授乳期間中は知らないうちに水分不足になるので、しっかり水分をとることなども忘れないで下さい。 冷たい飲料でなくて、温かい飲物でカラダを冷やさないことに注意しましょう。特にラズベリーリーフティーは、子宮の回復をフォローアップしてくれるため、産後の回復の役に立って貰えますよ。
3.頼りになるものはなんでも活用する
その中には上のこどもさんがいるなど産後ゆっくりしていれないお母さんもいます。
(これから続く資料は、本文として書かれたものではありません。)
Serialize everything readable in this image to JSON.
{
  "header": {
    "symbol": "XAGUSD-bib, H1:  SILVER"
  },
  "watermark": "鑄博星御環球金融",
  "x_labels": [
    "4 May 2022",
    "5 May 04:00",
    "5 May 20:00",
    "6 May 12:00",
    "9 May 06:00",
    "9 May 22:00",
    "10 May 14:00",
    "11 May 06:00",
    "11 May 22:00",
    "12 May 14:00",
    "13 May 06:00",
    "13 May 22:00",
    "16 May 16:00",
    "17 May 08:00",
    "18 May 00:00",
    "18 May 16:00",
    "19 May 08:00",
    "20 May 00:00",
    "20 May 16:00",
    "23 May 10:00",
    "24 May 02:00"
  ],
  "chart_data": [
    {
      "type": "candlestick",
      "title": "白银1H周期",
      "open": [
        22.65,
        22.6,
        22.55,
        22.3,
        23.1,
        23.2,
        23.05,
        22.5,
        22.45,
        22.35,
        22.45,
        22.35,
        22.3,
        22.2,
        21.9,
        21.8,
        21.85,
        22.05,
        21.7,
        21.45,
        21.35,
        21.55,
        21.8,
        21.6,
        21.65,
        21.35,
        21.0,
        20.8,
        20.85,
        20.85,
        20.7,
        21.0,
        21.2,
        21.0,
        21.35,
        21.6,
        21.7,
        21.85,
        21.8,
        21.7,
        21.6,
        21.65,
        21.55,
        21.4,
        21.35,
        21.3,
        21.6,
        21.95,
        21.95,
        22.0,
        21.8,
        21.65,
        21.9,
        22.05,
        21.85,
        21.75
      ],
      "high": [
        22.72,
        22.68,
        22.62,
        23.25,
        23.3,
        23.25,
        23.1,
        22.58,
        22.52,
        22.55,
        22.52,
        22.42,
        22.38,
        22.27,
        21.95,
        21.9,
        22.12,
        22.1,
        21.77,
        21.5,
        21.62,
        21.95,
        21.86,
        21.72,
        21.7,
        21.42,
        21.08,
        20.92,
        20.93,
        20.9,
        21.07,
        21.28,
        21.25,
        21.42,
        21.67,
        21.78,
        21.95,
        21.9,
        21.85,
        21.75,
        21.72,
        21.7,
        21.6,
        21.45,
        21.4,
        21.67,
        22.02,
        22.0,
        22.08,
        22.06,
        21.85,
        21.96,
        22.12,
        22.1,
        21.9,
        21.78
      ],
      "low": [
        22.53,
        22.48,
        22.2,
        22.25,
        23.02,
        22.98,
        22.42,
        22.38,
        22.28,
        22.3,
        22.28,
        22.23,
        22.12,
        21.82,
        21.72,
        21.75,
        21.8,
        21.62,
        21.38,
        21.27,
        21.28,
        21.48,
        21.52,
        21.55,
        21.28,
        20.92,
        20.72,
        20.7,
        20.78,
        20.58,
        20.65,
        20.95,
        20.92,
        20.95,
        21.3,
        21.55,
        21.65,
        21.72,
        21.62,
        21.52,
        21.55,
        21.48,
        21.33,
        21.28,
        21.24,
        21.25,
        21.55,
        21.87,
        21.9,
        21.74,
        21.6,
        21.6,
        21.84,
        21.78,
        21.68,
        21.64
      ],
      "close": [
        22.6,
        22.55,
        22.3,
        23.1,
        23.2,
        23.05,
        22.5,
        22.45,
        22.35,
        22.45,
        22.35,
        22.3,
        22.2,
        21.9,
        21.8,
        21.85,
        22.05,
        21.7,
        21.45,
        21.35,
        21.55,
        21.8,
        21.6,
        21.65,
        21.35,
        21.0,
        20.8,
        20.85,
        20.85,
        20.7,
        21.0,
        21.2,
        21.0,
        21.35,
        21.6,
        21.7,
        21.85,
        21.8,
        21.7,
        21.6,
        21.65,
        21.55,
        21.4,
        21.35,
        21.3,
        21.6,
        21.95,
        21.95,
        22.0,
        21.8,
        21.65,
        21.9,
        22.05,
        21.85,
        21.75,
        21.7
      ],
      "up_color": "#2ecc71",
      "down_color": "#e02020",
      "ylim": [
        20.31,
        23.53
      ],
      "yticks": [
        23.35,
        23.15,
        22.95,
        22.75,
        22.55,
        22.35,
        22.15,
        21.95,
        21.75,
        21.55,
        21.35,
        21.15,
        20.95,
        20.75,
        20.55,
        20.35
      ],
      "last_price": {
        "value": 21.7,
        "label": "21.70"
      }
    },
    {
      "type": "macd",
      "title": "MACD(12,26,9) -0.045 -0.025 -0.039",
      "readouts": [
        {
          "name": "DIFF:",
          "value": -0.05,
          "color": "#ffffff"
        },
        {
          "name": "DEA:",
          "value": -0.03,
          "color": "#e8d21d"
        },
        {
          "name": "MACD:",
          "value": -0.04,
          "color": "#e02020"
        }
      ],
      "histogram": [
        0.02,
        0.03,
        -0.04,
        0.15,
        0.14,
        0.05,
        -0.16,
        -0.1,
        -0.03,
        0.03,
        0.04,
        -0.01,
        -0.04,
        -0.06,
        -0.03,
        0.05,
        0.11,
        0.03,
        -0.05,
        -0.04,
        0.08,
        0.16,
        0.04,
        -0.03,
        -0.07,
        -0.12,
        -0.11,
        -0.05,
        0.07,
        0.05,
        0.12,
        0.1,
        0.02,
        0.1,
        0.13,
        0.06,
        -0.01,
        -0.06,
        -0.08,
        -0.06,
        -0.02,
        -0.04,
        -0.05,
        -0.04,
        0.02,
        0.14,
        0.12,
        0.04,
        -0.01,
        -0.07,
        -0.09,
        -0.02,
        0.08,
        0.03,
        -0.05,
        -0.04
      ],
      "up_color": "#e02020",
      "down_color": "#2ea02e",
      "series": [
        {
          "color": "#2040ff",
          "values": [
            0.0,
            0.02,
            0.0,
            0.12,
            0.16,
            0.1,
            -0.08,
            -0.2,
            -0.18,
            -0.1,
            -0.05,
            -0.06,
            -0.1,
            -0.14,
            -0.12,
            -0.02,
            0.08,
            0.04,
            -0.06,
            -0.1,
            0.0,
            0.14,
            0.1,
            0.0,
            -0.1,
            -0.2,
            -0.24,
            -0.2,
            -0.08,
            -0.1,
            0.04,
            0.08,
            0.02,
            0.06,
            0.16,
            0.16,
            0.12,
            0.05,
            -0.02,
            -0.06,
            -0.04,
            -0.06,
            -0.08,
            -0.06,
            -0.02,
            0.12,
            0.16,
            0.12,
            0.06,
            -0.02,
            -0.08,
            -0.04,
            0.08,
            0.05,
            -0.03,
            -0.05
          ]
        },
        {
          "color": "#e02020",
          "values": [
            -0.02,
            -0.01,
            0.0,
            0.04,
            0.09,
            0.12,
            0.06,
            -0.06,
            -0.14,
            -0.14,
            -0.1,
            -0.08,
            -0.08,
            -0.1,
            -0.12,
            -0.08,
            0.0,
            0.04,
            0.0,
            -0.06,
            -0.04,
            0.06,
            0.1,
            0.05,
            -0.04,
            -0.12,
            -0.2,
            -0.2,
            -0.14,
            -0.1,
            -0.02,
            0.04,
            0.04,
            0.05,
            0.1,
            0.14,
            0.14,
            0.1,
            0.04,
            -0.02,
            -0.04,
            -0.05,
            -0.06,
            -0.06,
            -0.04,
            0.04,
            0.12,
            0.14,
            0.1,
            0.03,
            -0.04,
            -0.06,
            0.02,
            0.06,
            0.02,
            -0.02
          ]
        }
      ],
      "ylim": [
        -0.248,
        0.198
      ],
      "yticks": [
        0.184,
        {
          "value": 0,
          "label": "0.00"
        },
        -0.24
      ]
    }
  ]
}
けれども健康的な家族の日々の生活は“ママのバイタリティ”があってこそ。里帰りしたり、パパの掃除や洗い物・クッキングが少し下手でも、口も手も出さずに「ありがとう」と思いましょう。
周りの手助けが入手できない場合は、出前サービスでお食事をすませても構いませんし、ファミリーサポートセンターやヘルパーさんを活用してもいいでしょう。支出は多くなりますが、健やかなカラダを回復するためならどんなことがあっても余計な買物じゃありません。
お母さんのバイタリティは家族のパワー
あかちゃんを出産すると使わなくなった胎盤も含め出てきますが、こんな大きいものがカラダから剥がれ落ちるっていうのは、通常の状態で考えれば“大ケガ”です。
出産にかかった時間や辛さとは関係なく、大ケガと同じダメージを担っていることを理解してください。
無痛分娩や帝王切開など、どんな出産の形であれ、カラダへのプレッシャーは同じです。 産後の肥立ちを甘く見ず、周りに依存しながらきちんと休息した方が良いでしょう。
あかちゃんがいる暮らしは、まだ開始したばかり。家族が生き生きと生活していくには、お母さんのバイタリティが肝要です。産後のストレスをバッチリ回復して、わが子のために丈夫で活き活きとしたお母さんになりましょう。